# Splitter for old craftsman table saw



## Shutterspeed (Dec 17, 2011)

I have a Craftsman Model 113.22411 10" tilting arbor table saw. I found a manual on the internet and it confirmed my suspicion that the two cupped washers held together by a spring downstream of the blade are a splitter holder.

The parts diagram doesn't show the splitter, but mentions that it was furnished with the guard assembly. I have seen many similar saws, but I have never seen a splitter.

If someone could give me a pattern or a photo of the item, I'll make one.

I'm attaching a photo of the splitter holder on my saw, and one of the portion of the parts diagram that shows the assembly.

Thanks for helping.

John


----------



## woodnthings (Jan 24, 2009)

*the blade guard is the "splitter"*

If you look at this diagram, part no. 75, you'll see the blade guard support plate aka splitter.
http://c.searspartsdirect.com/lis_png/PLDM/00017050-00001.png

If you search Craftsman Model 113.22411 you'll find more info. 
Vintage machinery site has a photo, not very good but non the less.

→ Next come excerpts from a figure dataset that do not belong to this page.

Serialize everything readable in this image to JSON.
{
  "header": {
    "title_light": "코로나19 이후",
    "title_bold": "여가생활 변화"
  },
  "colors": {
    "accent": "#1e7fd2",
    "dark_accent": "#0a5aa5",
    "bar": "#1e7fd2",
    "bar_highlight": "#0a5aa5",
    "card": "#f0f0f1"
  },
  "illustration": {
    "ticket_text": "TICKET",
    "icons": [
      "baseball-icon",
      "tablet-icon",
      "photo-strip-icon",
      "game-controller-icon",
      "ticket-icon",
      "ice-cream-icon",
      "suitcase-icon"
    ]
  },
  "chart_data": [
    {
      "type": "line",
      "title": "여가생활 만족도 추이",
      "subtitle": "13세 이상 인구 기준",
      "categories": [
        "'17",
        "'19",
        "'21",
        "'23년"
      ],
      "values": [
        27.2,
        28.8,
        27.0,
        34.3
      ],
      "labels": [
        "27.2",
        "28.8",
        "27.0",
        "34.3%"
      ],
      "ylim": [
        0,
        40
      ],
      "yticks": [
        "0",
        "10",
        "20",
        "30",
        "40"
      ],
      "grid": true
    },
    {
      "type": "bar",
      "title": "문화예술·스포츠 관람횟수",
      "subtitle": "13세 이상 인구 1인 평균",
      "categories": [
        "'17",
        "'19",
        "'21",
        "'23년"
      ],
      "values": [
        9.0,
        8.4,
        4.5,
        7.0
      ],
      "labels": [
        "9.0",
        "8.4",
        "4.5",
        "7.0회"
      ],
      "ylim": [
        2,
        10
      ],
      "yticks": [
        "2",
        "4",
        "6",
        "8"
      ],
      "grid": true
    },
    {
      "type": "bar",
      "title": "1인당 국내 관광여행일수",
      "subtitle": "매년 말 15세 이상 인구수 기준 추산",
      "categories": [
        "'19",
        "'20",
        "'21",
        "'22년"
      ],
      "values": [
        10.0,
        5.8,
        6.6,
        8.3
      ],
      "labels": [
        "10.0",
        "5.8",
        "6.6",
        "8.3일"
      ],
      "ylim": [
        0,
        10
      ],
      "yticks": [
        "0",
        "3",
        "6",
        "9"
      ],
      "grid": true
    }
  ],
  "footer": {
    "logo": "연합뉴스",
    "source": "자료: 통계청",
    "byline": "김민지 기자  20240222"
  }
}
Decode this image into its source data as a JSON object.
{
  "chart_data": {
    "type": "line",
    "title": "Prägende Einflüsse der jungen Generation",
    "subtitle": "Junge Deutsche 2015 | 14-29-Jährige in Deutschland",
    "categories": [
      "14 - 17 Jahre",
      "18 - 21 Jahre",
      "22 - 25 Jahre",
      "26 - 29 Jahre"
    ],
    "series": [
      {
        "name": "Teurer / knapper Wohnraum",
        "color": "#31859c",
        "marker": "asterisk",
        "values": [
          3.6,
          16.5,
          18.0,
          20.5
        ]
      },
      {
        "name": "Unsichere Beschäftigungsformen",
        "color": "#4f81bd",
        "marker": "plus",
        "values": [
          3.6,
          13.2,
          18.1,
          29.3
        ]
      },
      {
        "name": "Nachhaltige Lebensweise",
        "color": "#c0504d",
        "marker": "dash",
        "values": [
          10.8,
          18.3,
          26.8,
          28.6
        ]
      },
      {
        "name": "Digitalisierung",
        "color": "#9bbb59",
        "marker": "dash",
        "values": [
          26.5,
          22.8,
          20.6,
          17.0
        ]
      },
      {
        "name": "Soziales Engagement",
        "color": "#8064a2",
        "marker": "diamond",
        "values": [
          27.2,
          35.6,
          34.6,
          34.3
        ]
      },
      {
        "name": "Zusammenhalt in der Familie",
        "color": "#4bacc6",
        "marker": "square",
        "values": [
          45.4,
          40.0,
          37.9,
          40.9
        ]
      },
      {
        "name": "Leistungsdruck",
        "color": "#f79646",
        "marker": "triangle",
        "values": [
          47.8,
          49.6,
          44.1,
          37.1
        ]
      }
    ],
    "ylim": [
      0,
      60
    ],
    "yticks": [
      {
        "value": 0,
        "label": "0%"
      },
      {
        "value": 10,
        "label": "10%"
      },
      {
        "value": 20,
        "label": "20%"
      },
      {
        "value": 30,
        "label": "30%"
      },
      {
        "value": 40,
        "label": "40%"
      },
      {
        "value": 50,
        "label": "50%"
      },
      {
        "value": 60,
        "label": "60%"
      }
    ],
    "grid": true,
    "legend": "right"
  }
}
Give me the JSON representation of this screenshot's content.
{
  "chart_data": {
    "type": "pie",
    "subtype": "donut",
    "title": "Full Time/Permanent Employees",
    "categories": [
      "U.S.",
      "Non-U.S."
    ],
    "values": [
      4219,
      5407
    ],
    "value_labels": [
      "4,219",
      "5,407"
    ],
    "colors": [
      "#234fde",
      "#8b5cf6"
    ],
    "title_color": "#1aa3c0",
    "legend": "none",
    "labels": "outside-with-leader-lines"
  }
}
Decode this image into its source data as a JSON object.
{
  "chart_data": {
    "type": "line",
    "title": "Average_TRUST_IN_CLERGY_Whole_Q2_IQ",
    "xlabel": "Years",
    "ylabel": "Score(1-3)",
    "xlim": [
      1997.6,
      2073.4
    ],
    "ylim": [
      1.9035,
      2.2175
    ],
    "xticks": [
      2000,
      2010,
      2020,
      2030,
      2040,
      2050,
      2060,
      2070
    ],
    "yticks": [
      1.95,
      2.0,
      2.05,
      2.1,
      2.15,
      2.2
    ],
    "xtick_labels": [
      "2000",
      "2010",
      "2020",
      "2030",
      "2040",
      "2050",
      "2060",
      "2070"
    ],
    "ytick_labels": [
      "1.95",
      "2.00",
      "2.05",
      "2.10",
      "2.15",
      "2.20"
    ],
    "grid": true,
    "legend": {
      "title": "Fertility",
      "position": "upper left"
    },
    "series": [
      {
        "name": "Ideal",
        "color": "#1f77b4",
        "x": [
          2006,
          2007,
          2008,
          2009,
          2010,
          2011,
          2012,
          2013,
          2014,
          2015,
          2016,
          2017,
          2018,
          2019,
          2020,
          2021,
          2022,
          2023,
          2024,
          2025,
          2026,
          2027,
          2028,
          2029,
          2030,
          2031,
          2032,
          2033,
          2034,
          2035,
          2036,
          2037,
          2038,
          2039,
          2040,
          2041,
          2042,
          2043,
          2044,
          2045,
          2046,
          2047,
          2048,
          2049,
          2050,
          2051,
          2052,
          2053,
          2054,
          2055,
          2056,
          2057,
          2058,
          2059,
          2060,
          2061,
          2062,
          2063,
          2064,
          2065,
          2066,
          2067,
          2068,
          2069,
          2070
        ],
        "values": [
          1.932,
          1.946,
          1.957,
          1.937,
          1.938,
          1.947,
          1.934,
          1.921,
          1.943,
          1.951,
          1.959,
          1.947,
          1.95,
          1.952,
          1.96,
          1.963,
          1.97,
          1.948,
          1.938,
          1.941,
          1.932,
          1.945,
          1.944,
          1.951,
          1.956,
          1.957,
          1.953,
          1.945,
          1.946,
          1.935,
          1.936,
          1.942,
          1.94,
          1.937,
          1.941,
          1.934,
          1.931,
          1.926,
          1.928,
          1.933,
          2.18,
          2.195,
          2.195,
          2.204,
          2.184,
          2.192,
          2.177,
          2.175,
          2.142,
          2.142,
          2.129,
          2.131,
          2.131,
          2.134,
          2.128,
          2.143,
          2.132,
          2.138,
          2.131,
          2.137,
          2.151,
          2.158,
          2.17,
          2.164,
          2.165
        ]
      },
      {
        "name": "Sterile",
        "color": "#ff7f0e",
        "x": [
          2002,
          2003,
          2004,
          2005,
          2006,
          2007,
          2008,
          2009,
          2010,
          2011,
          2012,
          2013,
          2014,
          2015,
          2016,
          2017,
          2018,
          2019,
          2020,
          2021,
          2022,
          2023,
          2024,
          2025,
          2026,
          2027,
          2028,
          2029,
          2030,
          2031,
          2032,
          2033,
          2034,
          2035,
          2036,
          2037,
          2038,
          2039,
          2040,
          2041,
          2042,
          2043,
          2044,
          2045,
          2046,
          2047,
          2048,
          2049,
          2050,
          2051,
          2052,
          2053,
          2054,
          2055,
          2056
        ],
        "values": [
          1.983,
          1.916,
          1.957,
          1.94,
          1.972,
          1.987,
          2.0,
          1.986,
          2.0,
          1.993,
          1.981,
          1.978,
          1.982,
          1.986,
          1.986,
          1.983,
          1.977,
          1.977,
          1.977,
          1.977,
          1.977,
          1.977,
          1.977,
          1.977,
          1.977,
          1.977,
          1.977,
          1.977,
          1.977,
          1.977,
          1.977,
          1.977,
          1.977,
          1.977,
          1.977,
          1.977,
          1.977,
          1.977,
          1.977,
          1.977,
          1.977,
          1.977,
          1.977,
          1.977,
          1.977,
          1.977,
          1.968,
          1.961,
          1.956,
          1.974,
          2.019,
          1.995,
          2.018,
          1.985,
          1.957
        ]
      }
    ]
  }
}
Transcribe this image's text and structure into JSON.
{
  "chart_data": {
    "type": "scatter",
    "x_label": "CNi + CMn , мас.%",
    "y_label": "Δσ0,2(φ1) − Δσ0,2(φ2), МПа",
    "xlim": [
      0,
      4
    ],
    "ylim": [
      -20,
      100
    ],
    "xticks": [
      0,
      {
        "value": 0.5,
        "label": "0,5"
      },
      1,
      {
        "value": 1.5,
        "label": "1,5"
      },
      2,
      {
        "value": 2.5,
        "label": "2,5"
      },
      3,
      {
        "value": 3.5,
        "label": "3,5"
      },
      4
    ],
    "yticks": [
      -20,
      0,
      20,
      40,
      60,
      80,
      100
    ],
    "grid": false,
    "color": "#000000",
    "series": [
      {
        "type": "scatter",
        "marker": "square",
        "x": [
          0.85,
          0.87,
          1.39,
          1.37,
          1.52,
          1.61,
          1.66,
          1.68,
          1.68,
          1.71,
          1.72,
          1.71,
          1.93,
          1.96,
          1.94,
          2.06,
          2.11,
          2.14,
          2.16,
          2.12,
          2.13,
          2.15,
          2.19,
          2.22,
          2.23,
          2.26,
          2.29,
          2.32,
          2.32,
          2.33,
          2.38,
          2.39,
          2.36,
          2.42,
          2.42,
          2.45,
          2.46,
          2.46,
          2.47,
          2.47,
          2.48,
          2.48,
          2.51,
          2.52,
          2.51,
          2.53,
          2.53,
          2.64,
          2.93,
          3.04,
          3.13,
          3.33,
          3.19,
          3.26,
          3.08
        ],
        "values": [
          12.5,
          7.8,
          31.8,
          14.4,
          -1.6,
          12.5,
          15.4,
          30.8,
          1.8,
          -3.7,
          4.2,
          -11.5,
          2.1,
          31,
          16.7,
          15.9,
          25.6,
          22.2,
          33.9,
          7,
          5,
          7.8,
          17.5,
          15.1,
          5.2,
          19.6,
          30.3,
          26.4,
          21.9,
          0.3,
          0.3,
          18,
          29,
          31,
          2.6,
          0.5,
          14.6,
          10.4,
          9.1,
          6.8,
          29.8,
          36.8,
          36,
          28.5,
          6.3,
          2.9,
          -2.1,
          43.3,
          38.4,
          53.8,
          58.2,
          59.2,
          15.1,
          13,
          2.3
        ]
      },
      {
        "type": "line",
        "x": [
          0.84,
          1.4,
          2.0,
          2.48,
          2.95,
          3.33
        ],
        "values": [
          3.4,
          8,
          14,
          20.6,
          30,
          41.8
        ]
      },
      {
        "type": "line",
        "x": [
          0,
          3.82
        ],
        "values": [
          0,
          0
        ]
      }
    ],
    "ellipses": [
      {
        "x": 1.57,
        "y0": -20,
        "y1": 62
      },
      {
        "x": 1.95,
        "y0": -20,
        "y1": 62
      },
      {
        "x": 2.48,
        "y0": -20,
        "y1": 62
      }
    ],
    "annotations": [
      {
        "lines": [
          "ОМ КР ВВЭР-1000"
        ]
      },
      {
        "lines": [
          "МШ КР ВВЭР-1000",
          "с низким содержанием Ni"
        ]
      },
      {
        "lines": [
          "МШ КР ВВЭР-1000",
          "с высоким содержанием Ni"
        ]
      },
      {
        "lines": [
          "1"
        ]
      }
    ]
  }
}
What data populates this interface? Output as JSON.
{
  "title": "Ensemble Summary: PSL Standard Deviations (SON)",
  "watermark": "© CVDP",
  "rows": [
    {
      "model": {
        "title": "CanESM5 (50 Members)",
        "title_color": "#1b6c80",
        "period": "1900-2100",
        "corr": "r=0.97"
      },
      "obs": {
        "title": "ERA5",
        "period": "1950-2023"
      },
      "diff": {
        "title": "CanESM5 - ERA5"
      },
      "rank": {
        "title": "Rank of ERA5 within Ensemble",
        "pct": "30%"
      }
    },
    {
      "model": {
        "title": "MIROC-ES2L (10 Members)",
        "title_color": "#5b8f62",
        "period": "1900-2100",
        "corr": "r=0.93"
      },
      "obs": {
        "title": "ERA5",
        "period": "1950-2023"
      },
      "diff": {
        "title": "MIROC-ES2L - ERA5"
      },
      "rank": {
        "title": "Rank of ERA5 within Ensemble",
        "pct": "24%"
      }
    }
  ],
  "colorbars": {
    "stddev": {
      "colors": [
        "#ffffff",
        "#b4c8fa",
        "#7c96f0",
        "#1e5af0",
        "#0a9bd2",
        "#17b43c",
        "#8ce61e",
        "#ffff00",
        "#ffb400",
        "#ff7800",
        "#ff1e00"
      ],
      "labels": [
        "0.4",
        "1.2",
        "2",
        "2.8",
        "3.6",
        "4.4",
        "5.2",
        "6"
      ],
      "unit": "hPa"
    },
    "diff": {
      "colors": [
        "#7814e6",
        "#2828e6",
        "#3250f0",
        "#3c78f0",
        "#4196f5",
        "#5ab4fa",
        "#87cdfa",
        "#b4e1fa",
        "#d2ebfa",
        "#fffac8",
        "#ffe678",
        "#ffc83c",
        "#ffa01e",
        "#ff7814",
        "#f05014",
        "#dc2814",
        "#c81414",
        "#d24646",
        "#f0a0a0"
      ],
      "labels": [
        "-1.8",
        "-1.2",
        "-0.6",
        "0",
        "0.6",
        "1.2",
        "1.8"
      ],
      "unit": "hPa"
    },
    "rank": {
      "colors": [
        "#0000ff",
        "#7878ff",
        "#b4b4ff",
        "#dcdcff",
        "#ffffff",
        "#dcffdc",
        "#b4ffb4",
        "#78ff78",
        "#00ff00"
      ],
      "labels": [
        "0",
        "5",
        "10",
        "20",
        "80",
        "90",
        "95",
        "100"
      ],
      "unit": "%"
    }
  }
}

Other models have like the ones I have use a sheet metal plate that fastens either to a rod or to the spring washers with long tabs.

Sears parts direct shows the newer splitter/guard part no. 16:
http://www.searspartsdirect.com/par...7/0744600/P0607068/00001?blt=06&prst=&shdMod=


----------



## Shutterspeed (Dec 17, 2011)

*The blade guard IS the splitter!*

Okay, Woodnthings, I had the answer but didn't recognize it. The forked part of it goes between the two cupped washers below the table, then up above the table, rearward above the table, then its cylindrical stem goes into the socket in the splitter blade bracket. The guard, Part 5506, mounts to it. Here's a better picture of it from the manual I've been looking at. 

Thanks a lot for a swift and dead-on reply. I can make one of these.

John


----------



## woodnthings (Jan 24, 2009)

*make one?*

What about using one from a new saw like the 22124, or 22114 like I posted?
As long as the two tabs are the same distance apart ...? You can add the cylindrical portion easily that way all the parts are available including the clear plastic and the anti kick back. I think you can get one as an assembly, I donno. Post the dimensions you need for the centers of the tabs and I'll check mine to see what they are.  bill
Funny... part no. is available no.16, the other says part no. 21, says no longer available. Steel City has the identical saws made by Orion Machine I believe. If you do make one keep in imnd the new thin kerf blades are "thinner" so the plate thickness must be less than the kerf if you use them.

http://www.woodworkingtalk.com/f12/craftsman-table-saw-22114-advice-27954/#post228150


----------